One of the most glaring benefits of weak global equity markets over the last year has been the fact that dividends yields are at their most attractive levels in nearly 30 years. This is especially so when we compare dividend yields to government bond yields. This has been a rare event over the last six decades. Despite the historic opportunities too many investors are ignoring them and are still fleeing into the bond market. Recent fund flow data shows that capital is rolling into the bond markets – despite the cratering of interest rates.
Looking at the dividend data for the S&P 500 companies shows that 109 companies do not pay a dividend currently. If we take the remaining 391 companies, we can glean a few insights that would prove helpful to anyone looking at enhancing their portfolio’s dividend income.
One of the mistakes investors commonly make when looking to add a dividend paying company to their portfolio is to simply look at the stocks with the highest current yield. This is calculated by taking the current dividend and dividing by the current market price. This should just be a starting point – but too often it is the start and finish of dividend analysis for many investors.
What matters at least as much – and sometimes more – is the dividend growth rate. That is, what will the dividend yield be five years or even ten years from today for an investor who wants to buy and put away an investment in a dividend paying equity.
From the data in the table, we can see that of the ten companies in the S&P 500 and S&P 100 indexes with the fastest rate of dividend increase over the last five years there is not a single utility or telephone company that ranks as a top dividend growth company. However, all too often investors start and stop with telecom and utility stocks when looking for dividend stocks. To take a look at what these dividend growth rates mean from a practical basis, we can look at the example of Comcast Corp. (NASDAQ:CMCSA). The company used to be penalized by the market in terms of its valuation because investors would often fear that the company would spend its cash flow on possibly risky acquisitions as it maintained a relatively small dividend. For a time this was true. As the company began to pay down its debt and cutback on acquisitions, the company has begun to ramp up its dividend. As it has grown its dividend by 21% annually, the dividend yield should be approaching 4% over the next four years at its current 5 year dividend growth rate.
One other metric that investors can use to gauge dividend paying equities is the payout ratio – or the percentage of profits paid out to shareholders in the form of dividends. Generally, a low payout ratio means that the company is able to enhance or increase its dividend growth rate. To see this, we can see that for some of the companies in the table the rate of dividend increase has appreciated significantly over the last five years when compared to the ten year rate of increase. In the case of Comcast, the payout ratio is only about 31% which provides good potential to increase the dividend over time.
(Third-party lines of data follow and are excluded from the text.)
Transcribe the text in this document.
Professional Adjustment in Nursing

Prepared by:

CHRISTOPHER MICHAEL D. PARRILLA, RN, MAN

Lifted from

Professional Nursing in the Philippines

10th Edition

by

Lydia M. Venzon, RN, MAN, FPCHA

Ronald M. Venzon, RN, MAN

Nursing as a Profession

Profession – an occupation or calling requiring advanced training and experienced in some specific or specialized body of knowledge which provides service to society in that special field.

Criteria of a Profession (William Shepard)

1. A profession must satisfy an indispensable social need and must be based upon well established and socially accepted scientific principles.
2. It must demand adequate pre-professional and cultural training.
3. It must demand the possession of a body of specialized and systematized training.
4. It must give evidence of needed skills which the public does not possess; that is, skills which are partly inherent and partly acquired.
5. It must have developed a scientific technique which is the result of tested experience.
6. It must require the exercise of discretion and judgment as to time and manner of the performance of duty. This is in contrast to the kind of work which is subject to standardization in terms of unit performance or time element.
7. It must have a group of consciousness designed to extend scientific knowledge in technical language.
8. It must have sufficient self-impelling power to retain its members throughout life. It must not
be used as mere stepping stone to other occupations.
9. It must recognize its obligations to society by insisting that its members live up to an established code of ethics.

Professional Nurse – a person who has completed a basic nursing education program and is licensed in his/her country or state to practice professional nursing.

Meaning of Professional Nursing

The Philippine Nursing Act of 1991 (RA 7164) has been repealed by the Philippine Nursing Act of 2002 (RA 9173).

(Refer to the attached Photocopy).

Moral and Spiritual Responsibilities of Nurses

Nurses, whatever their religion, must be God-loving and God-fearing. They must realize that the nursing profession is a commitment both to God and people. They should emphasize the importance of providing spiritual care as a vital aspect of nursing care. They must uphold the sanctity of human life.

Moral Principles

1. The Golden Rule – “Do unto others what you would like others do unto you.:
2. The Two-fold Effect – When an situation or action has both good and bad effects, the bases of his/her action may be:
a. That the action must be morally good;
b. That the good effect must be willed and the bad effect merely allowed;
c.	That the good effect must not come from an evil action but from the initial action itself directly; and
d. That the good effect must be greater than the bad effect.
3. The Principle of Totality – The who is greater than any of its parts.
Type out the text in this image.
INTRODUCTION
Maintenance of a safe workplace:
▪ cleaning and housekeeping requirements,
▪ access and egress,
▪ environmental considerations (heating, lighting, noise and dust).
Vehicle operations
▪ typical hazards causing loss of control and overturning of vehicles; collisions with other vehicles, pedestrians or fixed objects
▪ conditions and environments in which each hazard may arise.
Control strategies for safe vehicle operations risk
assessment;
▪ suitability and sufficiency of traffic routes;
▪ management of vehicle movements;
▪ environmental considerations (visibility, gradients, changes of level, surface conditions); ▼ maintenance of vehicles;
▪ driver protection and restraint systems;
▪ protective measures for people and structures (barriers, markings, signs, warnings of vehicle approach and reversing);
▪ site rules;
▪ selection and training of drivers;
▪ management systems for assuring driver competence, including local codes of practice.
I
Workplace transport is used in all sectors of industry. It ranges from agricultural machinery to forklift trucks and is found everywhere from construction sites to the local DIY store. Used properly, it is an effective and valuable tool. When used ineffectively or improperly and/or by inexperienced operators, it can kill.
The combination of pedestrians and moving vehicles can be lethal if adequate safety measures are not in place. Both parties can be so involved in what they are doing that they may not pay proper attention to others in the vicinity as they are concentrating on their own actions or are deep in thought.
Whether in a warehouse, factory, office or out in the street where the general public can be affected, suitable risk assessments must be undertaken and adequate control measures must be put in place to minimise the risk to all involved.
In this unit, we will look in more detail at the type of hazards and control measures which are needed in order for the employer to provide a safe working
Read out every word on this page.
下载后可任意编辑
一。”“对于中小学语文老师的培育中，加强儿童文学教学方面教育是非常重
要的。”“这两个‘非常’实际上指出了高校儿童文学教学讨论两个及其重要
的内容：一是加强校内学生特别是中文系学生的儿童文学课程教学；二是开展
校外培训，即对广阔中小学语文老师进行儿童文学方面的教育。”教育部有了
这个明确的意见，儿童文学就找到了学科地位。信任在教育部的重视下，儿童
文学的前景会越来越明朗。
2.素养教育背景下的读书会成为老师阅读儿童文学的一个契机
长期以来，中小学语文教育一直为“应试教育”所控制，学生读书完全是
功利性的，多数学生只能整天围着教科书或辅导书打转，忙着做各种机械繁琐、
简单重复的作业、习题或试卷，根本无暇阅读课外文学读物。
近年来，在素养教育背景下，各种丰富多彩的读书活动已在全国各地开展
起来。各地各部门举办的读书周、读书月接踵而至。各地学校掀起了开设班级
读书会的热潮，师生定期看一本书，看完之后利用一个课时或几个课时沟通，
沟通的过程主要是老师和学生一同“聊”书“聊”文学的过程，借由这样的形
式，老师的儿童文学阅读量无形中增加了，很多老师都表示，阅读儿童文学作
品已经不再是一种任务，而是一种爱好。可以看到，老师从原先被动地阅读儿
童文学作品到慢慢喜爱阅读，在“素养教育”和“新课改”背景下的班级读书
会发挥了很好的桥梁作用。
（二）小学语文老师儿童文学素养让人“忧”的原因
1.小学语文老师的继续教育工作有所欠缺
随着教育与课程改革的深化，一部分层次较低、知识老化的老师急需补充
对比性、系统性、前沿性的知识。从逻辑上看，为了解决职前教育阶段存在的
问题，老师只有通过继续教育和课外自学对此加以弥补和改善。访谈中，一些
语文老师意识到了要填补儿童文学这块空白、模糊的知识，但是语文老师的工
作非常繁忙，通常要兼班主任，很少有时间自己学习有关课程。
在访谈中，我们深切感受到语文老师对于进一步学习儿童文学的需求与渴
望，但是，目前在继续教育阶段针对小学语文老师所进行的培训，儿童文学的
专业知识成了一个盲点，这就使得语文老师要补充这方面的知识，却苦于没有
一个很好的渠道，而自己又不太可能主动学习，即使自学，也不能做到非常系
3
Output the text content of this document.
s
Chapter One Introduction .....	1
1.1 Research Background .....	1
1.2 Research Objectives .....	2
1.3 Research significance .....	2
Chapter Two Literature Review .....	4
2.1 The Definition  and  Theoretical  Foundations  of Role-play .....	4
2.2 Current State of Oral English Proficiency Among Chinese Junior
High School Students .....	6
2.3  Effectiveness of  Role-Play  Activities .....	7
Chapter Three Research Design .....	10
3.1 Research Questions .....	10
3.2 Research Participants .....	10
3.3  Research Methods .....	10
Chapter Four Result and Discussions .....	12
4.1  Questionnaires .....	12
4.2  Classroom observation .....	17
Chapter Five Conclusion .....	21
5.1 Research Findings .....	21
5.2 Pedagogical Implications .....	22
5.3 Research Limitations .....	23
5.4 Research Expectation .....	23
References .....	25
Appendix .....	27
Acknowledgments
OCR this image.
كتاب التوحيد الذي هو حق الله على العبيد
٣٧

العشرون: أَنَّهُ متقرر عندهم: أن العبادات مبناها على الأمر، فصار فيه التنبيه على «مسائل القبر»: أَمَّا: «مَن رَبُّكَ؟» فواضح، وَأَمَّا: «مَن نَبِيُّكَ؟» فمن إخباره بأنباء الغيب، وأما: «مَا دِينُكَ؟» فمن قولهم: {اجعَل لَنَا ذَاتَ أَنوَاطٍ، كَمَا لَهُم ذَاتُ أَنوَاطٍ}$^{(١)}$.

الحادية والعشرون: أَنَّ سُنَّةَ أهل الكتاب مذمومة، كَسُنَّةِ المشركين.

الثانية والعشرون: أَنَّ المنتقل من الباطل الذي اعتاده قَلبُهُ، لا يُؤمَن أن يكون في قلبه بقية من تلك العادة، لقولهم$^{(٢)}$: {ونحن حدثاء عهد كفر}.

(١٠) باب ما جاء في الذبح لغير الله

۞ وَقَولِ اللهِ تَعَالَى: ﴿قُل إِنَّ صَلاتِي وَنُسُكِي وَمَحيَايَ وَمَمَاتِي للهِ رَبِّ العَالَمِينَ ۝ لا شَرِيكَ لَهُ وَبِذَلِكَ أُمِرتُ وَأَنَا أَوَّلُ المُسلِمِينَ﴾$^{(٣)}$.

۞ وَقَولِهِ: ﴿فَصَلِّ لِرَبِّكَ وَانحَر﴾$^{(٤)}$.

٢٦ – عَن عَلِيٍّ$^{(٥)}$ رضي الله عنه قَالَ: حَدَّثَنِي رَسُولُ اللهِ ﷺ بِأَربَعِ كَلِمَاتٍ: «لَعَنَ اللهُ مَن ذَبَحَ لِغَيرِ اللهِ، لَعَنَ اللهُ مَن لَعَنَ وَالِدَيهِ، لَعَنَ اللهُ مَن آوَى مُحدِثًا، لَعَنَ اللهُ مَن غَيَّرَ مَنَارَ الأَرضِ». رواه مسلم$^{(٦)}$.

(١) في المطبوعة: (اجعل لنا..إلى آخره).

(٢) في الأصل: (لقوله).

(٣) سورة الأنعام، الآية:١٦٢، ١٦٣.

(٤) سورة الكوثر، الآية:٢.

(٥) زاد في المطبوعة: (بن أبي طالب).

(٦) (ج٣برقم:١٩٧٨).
One aspect of dividend investing that does not get a lot of attention is the fact that the greatest benefits of dividends comes from the compounding effect. For an investor to reap the rewards of compounding dividend growth rates requires patience and the ability to hold onto a company for years. From a portfolio perspective, a good dividend growth company with a good track record of growing earnings and dividends should comprise part of the “buy and hold” portion of the portfolio. Patience will be rewarded but it takes time.
In part, this is an example of how companies with strong profit growth rates who have current low dividend payout rates can be tomorrow’s high yielding stock through the compounding of dividends. For dividend paying investment opportunities, investors should look beyond just the current dividend yield.
Disclosure: I have no positions in any stocks mentioned, but may initiate a long position in UNH, WU, PGR, CF, AET, WYN, ABC, HAR, RL, UNP, WAG, MCD, LMT, CMCSA, V, CVS, MON, TGT over the next 72 hours.
Disclaimer: This report is for information purposes only and is neither a solicitation for the purchase of securities nor an offer of securities. The information contained in this report has been compiled from sources we believe to be reliable, however, we make no guarantee, representation or warranty, expressed or implied, as to such information’s accuracy or completeness. All opinions and estimates contained in this report, whether or not our own, are based on assumptions we believe to be reasonable as of the date of the report and are subject to change without notice. Past performance is not indicative of future performance. Please note that, as at the date of this report, our firm may hold positions in some of the companies mentioned.